Current index approaches in PostgreSQL doesn't conforms XML specification. This GSoC project creates new index (based on GiST) with code name FastX which will follow different way of handling data in XML. The index stucture might be used for Xquery or Xpath 2.0 support without LibXML, because LibXML doesn't have support for that query technics. But this is sound of future, todays implementation use LibXML for XPath, so could be good start with select only subpart of XML document which will be then parsed and query by LibXML. Benefit of this is less CPU and Memory requirements during executing XPath query.

Details

As my research shows that lots of XML indexing technique has been invented and comparsion of them is itself quite difficult project.

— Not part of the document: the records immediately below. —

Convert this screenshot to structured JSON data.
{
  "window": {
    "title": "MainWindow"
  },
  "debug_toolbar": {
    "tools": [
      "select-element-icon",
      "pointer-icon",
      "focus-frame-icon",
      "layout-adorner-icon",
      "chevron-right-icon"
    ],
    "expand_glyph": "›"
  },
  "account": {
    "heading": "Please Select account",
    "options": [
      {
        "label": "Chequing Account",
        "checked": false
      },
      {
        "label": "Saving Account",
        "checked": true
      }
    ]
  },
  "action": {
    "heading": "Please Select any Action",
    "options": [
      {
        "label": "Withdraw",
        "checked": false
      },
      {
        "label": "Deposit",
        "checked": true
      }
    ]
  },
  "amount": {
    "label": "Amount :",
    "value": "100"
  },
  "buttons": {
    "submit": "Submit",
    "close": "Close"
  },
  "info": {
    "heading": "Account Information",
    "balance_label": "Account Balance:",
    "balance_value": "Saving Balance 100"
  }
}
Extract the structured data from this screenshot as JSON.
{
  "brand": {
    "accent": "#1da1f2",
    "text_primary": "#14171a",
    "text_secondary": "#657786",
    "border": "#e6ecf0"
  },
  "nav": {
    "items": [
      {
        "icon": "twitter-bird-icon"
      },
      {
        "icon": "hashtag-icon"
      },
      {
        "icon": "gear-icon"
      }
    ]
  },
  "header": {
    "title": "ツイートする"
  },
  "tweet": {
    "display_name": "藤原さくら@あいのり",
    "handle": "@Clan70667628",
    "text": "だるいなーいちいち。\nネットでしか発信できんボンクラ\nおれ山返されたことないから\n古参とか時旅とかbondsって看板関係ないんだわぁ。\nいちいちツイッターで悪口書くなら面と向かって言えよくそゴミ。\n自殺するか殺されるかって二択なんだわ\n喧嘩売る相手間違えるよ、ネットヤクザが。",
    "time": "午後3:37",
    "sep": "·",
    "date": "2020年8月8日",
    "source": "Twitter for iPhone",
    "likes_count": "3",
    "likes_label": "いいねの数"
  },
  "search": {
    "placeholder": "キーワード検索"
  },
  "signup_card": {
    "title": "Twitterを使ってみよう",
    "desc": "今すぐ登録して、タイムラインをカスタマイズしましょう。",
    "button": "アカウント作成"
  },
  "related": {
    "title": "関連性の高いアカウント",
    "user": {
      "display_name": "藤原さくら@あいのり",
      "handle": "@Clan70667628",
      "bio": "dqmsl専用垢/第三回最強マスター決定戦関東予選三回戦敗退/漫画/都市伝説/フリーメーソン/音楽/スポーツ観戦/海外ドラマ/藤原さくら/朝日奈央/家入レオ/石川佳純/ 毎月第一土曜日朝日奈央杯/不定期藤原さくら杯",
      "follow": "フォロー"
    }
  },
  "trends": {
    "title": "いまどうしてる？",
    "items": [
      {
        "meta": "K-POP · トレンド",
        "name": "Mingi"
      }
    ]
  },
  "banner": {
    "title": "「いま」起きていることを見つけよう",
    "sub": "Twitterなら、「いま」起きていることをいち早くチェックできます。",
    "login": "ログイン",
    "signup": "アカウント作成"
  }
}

Some comparsion is written in [1]. In 2007 Nikolay Samokhvalov (PostgreSQL hacker) suggested XLABEL index technique based on ORDPATH method (used in SQL Server) which use schredding XML document to relation model [2].

My approach is different. I don't use schredding technique but hybrid method based on Patricia Trie enrich with XML attributes. Basic Idea is same as IndexFabric defined in [3] and [4].

Description of algorithm

Patricia Trie

Patricia trie.jpg

Trie is a tree for storing strings in which there is one node for every common prefix. The strings are stored in extra leaf nodes. A Patricia trie is a simple form of compressed trie which merges single child nodes with their parents. More efficient for long keys (non-common postfix in one node).

Base points of IndexFabric

<?xml version="1.0" ?>
<book>
<title>survey</title>
<chapter>
<section>index</section>
<section>
<paragraph>by</paragraph>
</section>
</chapter>
<chapter>
<section>indeed</section>
<section>data</section>
</chapter>
<appendix />
</book>


IndexFabric.png


Description:

  • Extension of dataguide for text search
  • Keeps all label paths starting from the root
  • Encode each label path with data value as a string
  • Use efficient index for strings to store it (Patricia trie)
  • Perform queries on keywords for elements as string search
  • Does not keep information on non-terminal nodes
  • Use designator table with codes of elements

Evaluation on Fabric Index

  • Identifiers
    • One per document
  • Descendant/Ancestor Search
    • As string search; do not keep order of elements
  • Keyword Search
    • By Patricia trie leaves if expanded; value index otherwise
  • Update
    • Insertion is incremental
    • Deletion is complex
  • Index size (index stored with document)
    • Entry number : Linear for tree
    • Entry size : number of elements for a path

FastX changes Use 2 separate tables, which one is named xnames and store all element names with offset from begin of XML document. Second table is xattribs with full name of all attributes for all elements.

Contact

tomaspospisil personal blog

Schedule

  • until 25th May
    • made research of existing index techniques, used for Master Thesis
  • 26th June - 16th June
    • Create first model with LibXML2 traversal methods (XMLReader, SAX)
  • 17th June - 22th June
    • Master Thesis defend
  • 23th June - 7th July
    • Index implemented for elements and ready for midterm evaluation.
    • Benchmark on representative sort of datasets.
  • 8th July - 16th August
    • Detail benchmarks on most wide range of datasets.
    • Final refactoring, testing and commit.